Milano, 22 settembre 2020 - Nove giorni dopo quel boato che alle 7.15 di sabato scorso ha squarciato il silenzio di Milano. E cominciano a prendere corpo i primi dubbi sull’ipotesi che l’esplosione avvenuta in piazzale Libia, al civico 20 sia frutto solo di un banale, quanto gravissimo, incidente. Che l’innesco dello scoppio sia dovuto a un semplice malfunzionamento dell’impianto del gas, più precisamente - si è ipotizzato - a una saturazione non segnalata dall’additivo che si mette artificialmente per dare il classico odore aspro. Per ora la relazione dei vigili del fuoco non ha chiarito tutti gli aspetti dell’innesco dello scoppio e nemmeno l’eventuale motivo del malfunzionamento dell’impianto e dei mancati controlli. Motivo per il quale il pm Mauro Clerici ha ritenuto necessario nominare un tecnico e un ingegnere che faranno oggi un sopralluogo più approfondito dell’appartamento sigillato da allora. Solo dopo, ha spiegato il pm, si potrà avere qualche certezza in più sulla dinamica e sulle cause.

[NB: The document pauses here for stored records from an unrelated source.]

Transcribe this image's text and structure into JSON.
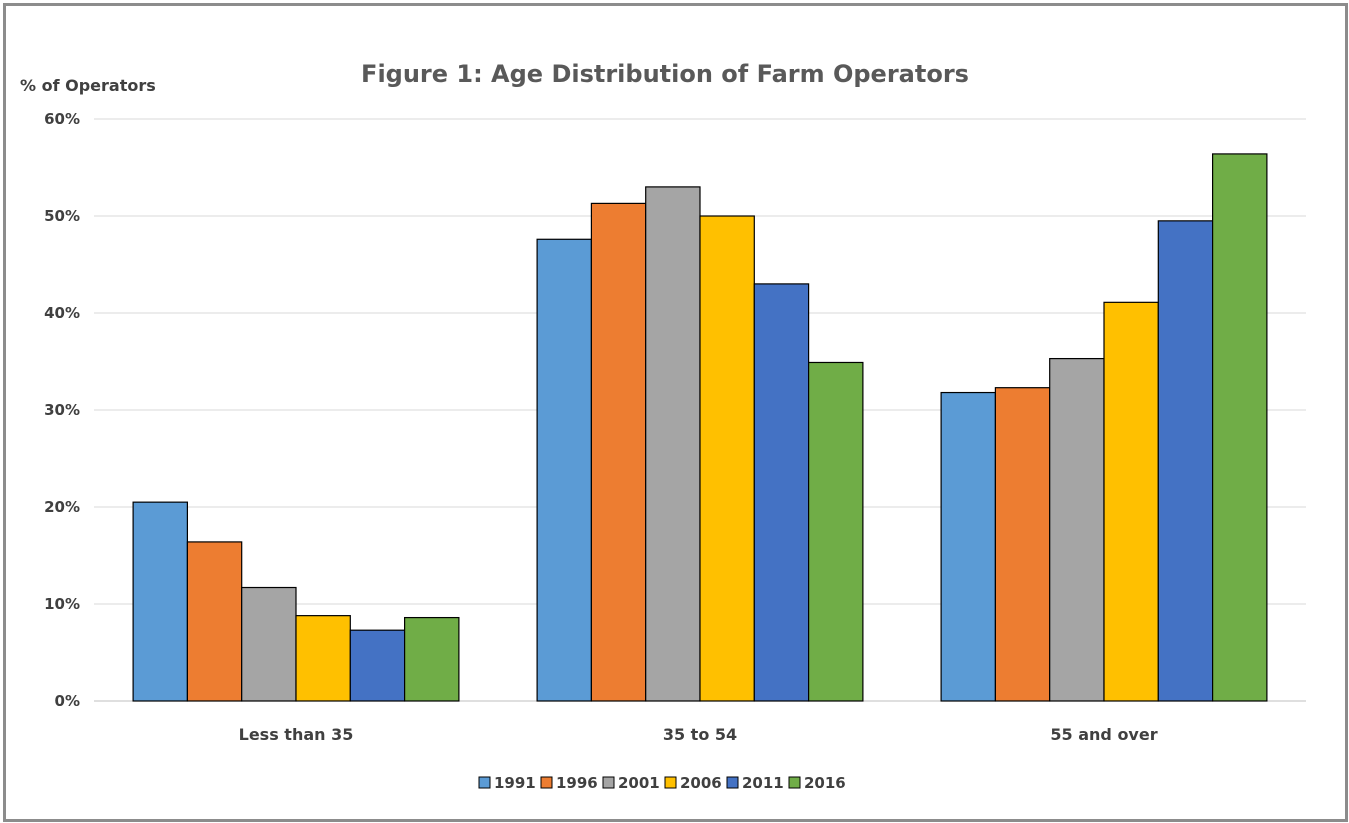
{
  "chart_data": {
    "type": "bar",
    "title": "Figure 1: Age Distribution of Farm Operators",
    "ylabel": "% of Operators",
    "xlabel": "",
    "ylim": [
      0,
      60
    ],
    "yticks": [
      0,
      10,
      20,
      30,
      40,
      50,
      60
    ],
    "ytick_labels": [
      "0%",
      "10%",
      "20%",
      "30%",
      "40%",
      "50%",
      "60%"
    ],
    "categories": [
      "Less than 35",
      "35 to 54",
      "55 and over"
    ],
    "series": [
      {
        "name": "1991",
        "color": "#5b9bd5",
        "values": [
          20.5,
          47.6,
          31.8
        ]
      },
      {
        "name": "1996",
        "color": "#ed7d31",
        "values": [
          16.4,
          51.3,
          32.3
        ]
      },
      {
        "name": "2001",
        "color": "#a5a5a5",
        "values": [
          11.7,
          53.0,
          35.3
        ]
      },
      {
        "name": "2006",
        "color": "#ffc000",
        "values": [
          8.8,
          50.0,
          41.1
        ]
      },
      {
        "name": "2011",
        "color": "#4472c4",
        "values": [
          7.3,
          43.0,
          49.5
        ]
      },
      {
        "name": "2016",
        "color": "#70ad47",
        "values": [
          8.6,
          34.9,
          56.4
        ]
      }
    ],
    "grid": true,
    "legend_position": "bottom"
  }
}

Intanto il giovane Adam Serdiuchenko, 30 anni il 28 ottobre, ferito nello scoppio, residente nell’appartamento esploso dal cui impianto sarebbe partito l’innesco, resta in gravissime condizioni, intubato, con ustioni sull’80% del corpo. "Il giovane era fermo all’interno dell’abitazione, sotto choc per il dolore – ha raccontato un soccorritore –. Adam aveva ustioni su braccia e gambe, non sul volto e sul torace, almeno per quello che ho potuto vedere in quel monolocale invaso dal fumo e dalle fiamme: l’ho portato sul pianerottolo per metterlo in salvo. Ha chiesto di moglie e figlia - ha aggiunto - ma all’interno del monolocale non c’era nessuno". Dai suoi profili social, sui quali è molto attivo, si legge la solidarietà dei colleghi.

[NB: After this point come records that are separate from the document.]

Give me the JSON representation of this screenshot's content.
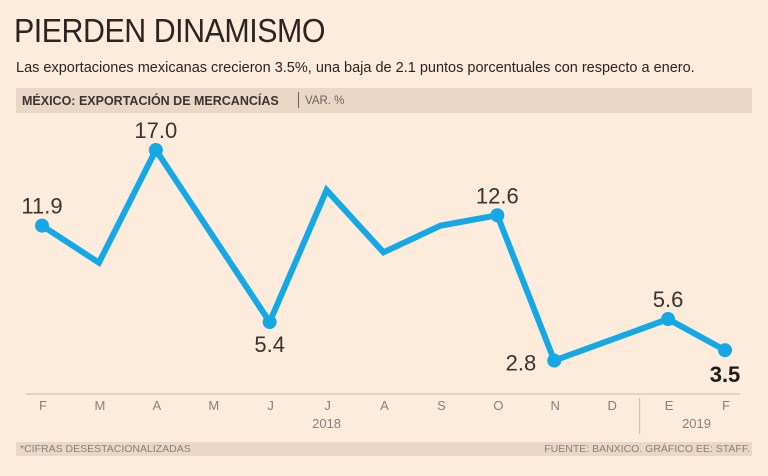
{
  "header": {
    "title": "PIERDEN DINAMISMO",
    "subtitle": "Las exportaciones mexicanas crecieron 3.5%, una baja de 2.1 puntos porcentuales con respecto a enero."
  },
  "chart_data": {
    "type": "line",
    "title": "MÉXICO: EXPORTACIÓN DE MERCANCÍAS",
    "unit": "VAR. %",
    "categories": [
      "F",
      "M",
      "A",
      "M",
      "J",
      "J",
      "A",
      "S",
      "O",
      "N",
      "D",
      "E",
      "F"
    ],
    "year_labels": [
      {
        "label": "2018",
        "span": [
          "F",
          "D"
        ]
      },
      {
        "label": "2019",
        "span": [
          "E",
          "F"
        ]
      }
    ],
    "series": [
      {
        "values": [
          11.9,
          9.4,
          17.0,
          11.2,
          5.4,
          14.3,
          10.1,
          11.9,
          12.6,
          2.8,
          4.2,
          5.6,
          3.5
        ]
      }
    ],
    "data_labels": [
      {
        "index": 0,
        "text": "11.9"
      },
      {
        "index": 2,
        "text": "17.0"
      },
      {
        "index": 4,
        "text": "5.4"
      },
      {
        "index": 8,
        "text": "12.6"
      },
      {
        "index": 9,
        "text": "2.8"
      },
      {
        "index": 11,
        "text": "5.6"
      },
      {
        "index": 12,
        "text": "3.5",
        "bold": true
      }
    ],
    "grid": false,
    "line_color": "#14a8e6"
  },
  "footer": {
    "note": "*CIFRAS DESESTACIONALIZADAS",
    "source": "FUENTE: BANXICO. GRÁFICO EE: STAFF."
  }
}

Adam da qualche mese aveva avuto l’incarico di chef de rang al Martini Bistrot di corso Venezia 15, locale che sorge di fianco alla boutique di Dolce&Gabbana, come responsabile della sala. Ora la speranza di amici e colleghi è che possa superare questa fase drammatica della sua vita. Decisamente meno gravi le condizioni degli altri nove feriti dello scoppio, alcuni dei quali sono stati portati in ospedale solo per motivi precauzionali o perché in stato di agitazione dopo la terribile deflagrazione. Le uniche due portate in codice giallo al pronto soccorso del Policlinico sono state una settantaseienne, particolarmente scossa dall’esplosione, una donna di 56 anni che ha riportato un trauma cranico e una contusione alla caviglia sinistra e una ragazza in gravidanza. In verde al San Paolo, invece, altre due persone ferite lievemente.